How to Reach Mutual Cultural Understanding in International Business

Cultural understanding is an aspect of international business that really isn’t “business.”

It’s more of an understanding which helps to improve relationships between you and your foreign counterparts. This is important in countries such as Japan, where going out with your coworkers after work to a bar is a common occurrence. By understanding the cultural aspects of the country you are working in, it will improve the communication you have with business people from that nation.

Learn About the Cultural Differences

Before conducting business in a foreign country, do your homework. Learn about how business works in that country, as well as their norms and values. By figuring out these things before hand, you will be able to change the way you communicate with business people from that country. For example, in countries such as South Korea, their society is much more collectivist then the society we have in the US. Because of this, when talking to South Korean people, instead of using the pronoun “I”, use the pronoun “we.” So instead of saying “I can bring these skills to help your company,” say “My company and I can bring these skills to help your company.”

Respect and Accept These Differences

You don’t want to believe in the stereotypes that are portrayed in the media about your foreign counterparts.
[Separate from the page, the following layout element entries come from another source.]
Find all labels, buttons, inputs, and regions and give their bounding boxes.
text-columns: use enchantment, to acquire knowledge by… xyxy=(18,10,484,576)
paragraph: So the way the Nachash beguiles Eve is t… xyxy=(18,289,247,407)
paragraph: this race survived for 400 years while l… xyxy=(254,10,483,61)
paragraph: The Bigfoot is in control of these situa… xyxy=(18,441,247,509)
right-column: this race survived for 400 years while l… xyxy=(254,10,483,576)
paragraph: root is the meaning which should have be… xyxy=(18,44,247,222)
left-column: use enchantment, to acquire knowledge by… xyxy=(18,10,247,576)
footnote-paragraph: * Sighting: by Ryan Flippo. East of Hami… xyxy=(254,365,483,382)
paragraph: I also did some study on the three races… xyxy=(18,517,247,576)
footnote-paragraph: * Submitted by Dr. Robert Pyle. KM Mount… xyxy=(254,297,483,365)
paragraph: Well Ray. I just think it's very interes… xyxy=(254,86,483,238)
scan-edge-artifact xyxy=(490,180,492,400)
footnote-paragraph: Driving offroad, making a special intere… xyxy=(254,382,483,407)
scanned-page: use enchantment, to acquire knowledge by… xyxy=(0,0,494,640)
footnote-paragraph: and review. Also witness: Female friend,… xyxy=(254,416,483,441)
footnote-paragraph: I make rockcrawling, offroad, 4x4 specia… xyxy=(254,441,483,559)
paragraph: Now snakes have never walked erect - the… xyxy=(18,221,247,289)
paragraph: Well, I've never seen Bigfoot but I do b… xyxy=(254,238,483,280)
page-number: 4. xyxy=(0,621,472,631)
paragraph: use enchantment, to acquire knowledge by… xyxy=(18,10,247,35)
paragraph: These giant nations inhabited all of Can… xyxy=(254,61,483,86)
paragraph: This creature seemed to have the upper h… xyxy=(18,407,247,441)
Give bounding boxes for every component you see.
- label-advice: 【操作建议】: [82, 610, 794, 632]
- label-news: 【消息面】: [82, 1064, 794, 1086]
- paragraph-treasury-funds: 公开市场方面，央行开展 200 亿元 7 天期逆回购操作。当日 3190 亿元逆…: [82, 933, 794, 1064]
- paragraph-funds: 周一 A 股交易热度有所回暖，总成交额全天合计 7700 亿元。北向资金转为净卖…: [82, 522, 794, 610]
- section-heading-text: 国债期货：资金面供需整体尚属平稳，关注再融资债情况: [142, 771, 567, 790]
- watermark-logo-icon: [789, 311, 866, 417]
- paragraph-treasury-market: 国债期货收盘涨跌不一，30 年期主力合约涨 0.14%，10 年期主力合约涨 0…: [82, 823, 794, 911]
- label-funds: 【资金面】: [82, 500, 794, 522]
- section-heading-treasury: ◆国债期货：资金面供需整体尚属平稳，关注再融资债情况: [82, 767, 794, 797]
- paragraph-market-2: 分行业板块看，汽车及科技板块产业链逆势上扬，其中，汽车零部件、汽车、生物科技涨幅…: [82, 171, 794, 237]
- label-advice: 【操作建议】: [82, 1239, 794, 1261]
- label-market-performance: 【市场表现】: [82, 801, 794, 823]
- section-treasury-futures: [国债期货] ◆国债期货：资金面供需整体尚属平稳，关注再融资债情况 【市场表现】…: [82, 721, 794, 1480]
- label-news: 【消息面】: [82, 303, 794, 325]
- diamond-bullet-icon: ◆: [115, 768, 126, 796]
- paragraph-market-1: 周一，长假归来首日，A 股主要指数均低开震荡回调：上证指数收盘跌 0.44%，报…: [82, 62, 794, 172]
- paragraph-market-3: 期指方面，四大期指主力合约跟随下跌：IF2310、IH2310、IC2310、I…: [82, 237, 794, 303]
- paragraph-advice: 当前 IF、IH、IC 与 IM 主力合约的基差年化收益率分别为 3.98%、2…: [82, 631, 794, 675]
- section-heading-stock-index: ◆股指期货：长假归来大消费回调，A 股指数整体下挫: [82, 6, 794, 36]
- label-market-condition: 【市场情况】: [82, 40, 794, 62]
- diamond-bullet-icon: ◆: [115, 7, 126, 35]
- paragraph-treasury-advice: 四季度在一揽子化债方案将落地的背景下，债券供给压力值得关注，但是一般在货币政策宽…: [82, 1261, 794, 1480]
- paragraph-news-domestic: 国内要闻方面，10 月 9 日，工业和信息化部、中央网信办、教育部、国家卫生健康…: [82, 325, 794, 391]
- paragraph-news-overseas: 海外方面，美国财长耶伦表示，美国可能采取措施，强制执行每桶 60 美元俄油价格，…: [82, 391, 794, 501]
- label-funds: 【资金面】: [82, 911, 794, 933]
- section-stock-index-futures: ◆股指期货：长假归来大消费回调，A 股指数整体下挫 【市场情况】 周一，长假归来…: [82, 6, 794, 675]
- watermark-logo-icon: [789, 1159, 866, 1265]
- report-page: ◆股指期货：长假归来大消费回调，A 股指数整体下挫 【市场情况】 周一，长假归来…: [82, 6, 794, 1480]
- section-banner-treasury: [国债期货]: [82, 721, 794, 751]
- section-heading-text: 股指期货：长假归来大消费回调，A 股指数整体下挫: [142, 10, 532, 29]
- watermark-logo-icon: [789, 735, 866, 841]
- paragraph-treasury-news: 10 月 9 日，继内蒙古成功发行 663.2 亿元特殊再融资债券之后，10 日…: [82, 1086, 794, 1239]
If you use stereotypes, then you most likely are going to be making incorrect assumptions on how business works in that country. Instead you want to take what you learned from doing your research on their culture and expand on it. This is very important for expat executives in foreign countries. A great way to avoid using stereotypes is to get to know your counterparts. See how the people and company operate in that country and why it works. Then you can try and implement those same good processes that work in that country, into your management style.

The key thing to remember is to not force American culture onto your foreign counterparts. This is because you are in their country and are trying to do business in their country. You wouldn’t expect guests who come to your house to act like they own your house. Apply that same logic into international business. You need to adapt to succeed.